The film is set during Ireland's 1920s civil war, when young men fought to free their country from the British Empire, then turned on each other. Like most Loach films, it is heavy going but rewarding.

And it got 30-year-old Murphy thinking about the history of his divided nation.

Ireland's "Troubles" still have a strong resonance for the younger generation in the south, he says.

"Some of my friends know a lot about it, some of my friends couldn't care less.

"Before I got involved in this film I would have had superficial knowledge of it, but wouldn't have read any of the books.

"But it's become a phenomenal runaway hit in Ireland and everyone's gone to see it, young and old alike, so it's obviously striking some sort of chord.

"So maybe people are a bit more energised to find out about it."
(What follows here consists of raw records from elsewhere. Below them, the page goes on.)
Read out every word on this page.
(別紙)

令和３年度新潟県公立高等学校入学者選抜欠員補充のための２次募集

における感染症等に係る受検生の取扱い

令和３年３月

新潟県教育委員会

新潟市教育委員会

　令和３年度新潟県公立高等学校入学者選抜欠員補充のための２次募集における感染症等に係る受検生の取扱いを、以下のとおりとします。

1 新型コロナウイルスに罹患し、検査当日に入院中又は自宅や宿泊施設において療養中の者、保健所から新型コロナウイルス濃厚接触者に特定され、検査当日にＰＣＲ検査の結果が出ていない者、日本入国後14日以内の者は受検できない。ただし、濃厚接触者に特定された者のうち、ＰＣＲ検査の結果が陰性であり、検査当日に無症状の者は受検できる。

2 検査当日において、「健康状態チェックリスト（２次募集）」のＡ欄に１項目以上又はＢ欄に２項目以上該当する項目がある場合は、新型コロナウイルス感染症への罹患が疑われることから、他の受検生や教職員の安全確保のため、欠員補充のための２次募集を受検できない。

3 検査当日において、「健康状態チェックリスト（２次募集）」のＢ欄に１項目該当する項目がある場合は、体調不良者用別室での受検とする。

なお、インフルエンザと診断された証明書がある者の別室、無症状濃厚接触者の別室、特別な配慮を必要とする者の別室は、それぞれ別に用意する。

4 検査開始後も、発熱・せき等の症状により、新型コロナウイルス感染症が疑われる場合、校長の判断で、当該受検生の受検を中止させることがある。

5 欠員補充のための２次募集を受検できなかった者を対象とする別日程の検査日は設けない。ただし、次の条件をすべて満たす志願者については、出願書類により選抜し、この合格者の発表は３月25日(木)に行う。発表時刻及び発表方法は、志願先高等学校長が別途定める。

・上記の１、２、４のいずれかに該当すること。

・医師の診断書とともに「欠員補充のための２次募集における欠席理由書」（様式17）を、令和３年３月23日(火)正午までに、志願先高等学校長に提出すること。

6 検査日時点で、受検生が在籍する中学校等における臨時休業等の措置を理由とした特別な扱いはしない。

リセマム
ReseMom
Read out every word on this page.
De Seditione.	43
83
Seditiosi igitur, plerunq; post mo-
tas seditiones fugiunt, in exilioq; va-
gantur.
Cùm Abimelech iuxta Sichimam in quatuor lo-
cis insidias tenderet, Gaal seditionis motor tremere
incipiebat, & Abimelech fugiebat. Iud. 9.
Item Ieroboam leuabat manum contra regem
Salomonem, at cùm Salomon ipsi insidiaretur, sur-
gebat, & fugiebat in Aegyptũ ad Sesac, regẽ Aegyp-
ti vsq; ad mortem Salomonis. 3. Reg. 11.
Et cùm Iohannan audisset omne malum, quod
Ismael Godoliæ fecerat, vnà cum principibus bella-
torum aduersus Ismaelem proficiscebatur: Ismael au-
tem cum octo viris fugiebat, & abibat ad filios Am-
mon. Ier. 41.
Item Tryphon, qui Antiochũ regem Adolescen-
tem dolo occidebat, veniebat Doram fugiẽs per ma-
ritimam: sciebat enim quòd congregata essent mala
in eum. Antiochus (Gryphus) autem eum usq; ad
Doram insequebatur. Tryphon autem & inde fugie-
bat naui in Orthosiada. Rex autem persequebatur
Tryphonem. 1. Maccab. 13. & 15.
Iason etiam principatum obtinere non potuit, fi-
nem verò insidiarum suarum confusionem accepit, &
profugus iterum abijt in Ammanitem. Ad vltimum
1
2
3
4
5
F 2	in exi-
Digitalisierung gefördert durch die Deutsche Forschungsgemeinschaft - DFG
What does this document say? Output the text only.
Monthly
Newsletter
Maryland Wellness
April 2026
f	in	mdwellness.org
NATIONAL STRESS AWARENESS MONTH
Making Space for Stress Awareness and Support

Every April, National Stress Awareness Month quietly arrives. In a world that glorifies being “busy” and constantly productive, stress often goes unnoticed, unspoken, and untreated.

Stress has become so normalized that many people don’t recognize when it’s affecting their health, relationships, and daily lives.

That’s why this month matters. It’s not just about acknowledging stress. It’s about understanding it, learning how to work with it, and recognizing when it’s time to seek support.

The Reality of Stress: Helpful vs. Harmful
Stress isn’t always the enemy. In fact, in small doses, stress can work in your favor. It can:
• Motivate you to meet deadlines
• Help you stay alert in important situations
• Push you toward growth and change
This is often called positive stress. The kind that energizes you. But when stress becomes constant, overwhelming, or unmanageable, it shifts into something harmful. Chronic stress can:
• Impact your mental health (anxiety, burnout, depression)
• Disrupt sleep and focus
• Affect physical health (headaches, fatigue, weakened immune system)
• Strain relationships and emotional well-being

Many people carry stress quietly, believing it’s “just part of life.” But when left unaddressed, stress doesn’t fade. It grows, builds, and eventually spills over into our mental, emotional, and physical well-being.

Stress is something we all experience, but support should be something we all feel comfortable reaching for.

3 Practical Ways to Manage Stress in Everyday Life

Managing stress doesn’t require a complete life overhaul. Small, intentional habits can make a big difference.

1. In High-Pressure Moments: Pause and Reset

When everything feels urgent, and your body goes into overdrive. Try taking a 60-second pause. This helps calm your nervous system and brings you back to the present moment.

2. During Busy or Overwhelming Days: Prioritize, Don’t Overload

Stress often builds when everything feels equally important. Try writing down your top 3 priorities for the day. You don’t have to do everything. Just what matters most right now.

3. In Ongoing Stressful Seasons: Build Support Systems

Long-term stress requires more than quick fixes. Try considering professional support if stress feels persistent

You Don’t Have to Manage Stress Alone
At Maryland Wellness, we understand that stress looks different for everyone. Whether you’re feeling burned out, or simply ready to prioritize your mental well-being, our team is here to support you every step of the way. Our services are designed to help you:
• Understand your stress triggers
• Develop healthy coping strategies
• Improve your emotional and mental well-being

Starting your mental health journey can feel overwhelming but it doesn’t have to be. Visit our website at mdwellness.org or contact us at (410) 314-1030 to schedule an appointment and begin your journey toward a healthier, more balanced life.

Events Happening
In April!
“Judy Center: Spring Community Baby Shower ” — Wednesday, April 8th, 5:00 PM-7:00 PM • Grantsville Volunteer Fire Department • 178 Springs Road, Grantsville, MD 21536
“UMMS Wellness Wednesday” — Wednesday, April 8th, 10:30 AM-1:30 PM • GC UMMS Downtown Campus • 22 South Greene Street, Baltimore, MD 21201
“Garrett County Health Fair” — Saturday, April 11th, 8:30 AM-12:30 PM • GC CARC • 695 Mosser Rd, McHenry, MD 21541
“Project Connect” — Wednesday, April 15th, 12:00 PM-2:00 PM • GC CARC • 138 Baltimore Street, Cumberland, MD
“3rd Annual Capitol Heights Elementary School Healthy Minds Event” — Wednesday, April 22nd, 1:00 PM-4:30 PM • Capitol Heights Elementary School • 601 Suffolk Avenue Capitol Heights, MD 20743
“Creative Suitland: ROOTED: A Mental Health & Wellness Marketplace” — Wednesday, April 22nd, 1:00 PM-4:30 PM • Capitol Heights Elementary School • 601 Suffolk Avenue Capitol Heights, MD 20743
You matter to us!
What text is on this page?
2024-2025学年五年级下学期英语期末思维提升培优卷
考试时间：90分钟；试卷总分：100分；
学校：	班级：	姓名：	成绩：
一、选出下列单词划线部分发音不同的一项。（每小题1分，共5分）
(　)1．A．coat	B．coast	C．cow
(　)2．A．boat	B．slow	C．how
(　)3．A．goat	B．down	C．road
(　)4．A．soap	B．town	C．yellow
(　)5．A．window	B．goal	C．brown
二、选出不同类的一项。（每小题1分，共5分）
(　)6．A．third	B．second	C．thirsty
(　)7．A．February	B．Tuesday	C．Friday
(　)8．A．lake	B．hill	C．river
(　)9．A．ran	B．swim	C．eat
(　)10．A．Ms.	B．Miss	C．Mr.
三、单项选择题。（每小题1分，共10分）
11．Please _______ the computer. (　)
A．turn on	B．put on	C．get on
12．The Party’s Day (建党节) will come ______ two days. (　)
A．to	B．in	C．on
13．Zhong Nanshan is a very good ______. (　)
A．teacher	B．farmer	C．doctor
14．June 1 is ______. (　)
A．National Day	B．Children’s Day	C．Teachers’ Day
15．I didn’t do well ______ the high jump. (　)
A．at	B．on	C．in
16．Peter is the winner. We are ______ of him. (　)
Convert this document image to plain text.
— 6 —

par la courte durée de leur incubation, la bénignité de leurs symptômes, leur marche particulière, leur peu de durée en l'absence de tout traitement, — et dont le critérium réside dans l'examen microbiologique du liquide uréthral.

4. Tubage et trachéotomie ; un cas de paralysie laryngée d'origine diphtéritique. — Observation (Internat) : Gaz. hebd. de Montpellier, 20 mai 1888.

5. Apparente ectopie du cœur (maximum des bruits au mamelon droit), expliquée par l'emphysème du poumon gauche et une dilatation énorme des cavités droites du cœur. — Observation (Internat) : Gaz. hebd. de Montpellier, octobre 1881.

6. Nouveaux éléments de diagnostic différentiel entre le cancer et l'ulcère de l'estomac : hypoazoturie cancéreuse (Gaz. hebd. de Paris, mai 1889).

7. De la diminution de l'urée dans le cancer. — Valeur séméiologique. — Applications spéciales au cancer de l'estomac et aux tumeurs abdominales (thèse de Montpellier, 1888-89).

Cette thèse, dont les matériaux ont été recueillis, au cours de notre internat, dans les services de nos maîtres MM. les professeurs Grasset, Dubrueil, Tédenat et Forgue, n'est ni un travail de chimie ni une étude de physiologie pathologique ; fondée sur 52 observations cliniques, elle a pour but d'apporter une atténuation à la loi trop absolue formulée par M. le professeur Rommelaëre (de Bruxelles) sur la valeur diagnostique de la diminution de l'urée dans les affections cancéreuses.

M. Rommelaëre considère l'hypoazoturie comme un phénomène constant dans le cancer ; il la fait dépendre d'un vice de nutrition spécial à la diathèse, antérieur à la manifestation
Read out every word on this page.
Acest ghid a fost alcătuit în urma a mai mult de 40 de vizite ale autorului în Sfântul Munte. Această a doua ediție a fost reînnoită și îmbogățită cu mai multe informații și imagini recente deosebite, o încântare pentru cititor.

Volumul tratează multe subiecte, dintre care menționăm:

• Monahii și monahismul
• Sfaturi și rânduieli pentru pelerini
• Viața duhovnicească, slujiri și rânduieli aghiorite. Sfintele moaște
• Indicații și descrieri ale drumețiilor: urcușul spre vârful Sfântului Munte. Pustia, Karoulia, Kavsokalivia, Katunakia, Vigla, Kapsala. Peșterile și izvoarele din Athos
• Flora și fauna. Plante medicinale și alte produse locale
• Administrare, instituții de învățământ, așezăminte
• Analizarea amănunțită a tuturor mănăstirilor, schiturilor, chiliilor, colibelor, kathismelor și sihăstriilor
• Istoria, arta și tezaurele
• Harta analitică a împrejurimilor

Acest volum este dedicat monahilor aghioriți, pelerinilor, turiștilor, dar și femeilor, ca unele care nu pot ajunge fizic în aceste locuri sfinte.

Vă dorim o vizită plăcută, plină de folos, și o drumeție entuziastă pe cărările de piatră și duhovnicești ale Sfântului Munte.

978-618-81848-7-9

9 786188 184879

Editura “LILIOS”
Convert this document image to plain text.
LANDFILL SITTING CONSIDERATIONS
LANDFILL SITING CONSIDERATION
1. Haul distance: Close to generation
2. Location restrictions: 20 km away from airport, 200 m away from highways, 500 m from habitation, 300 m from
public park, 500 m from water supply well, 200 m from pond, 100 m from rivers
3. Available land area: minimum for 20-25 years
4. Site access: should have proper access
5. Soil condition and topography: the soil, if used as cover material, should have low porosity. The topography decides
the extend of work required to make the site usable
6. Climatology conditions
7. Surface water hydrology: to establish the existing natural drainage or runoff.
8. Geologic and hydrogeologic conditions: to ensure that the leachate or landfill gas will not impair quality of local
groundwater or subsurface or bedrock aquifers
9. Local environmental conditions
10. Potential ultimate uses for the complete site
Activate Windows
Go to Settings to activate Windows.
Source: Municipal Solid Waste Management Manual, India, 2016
One Barley scene in particular brought the plight of the Irish fighters into sharp focus: Murphy must shoot one of his own, a teenager accused of treason.

"People who talk about the glorification of the IRA . . . that scene answers that," he says.

"What was extraordinary is I was 29 when I shot the film, but a lot of those kids who were involved back then were 20 or 21 . . . look what I was doing when I was 20 and 21, d'you know?

"They were sacrificing their lives for what they believed in, for a free Ireland, and that's extraordinary.
"We had to treat their memories with respect and sensitivity."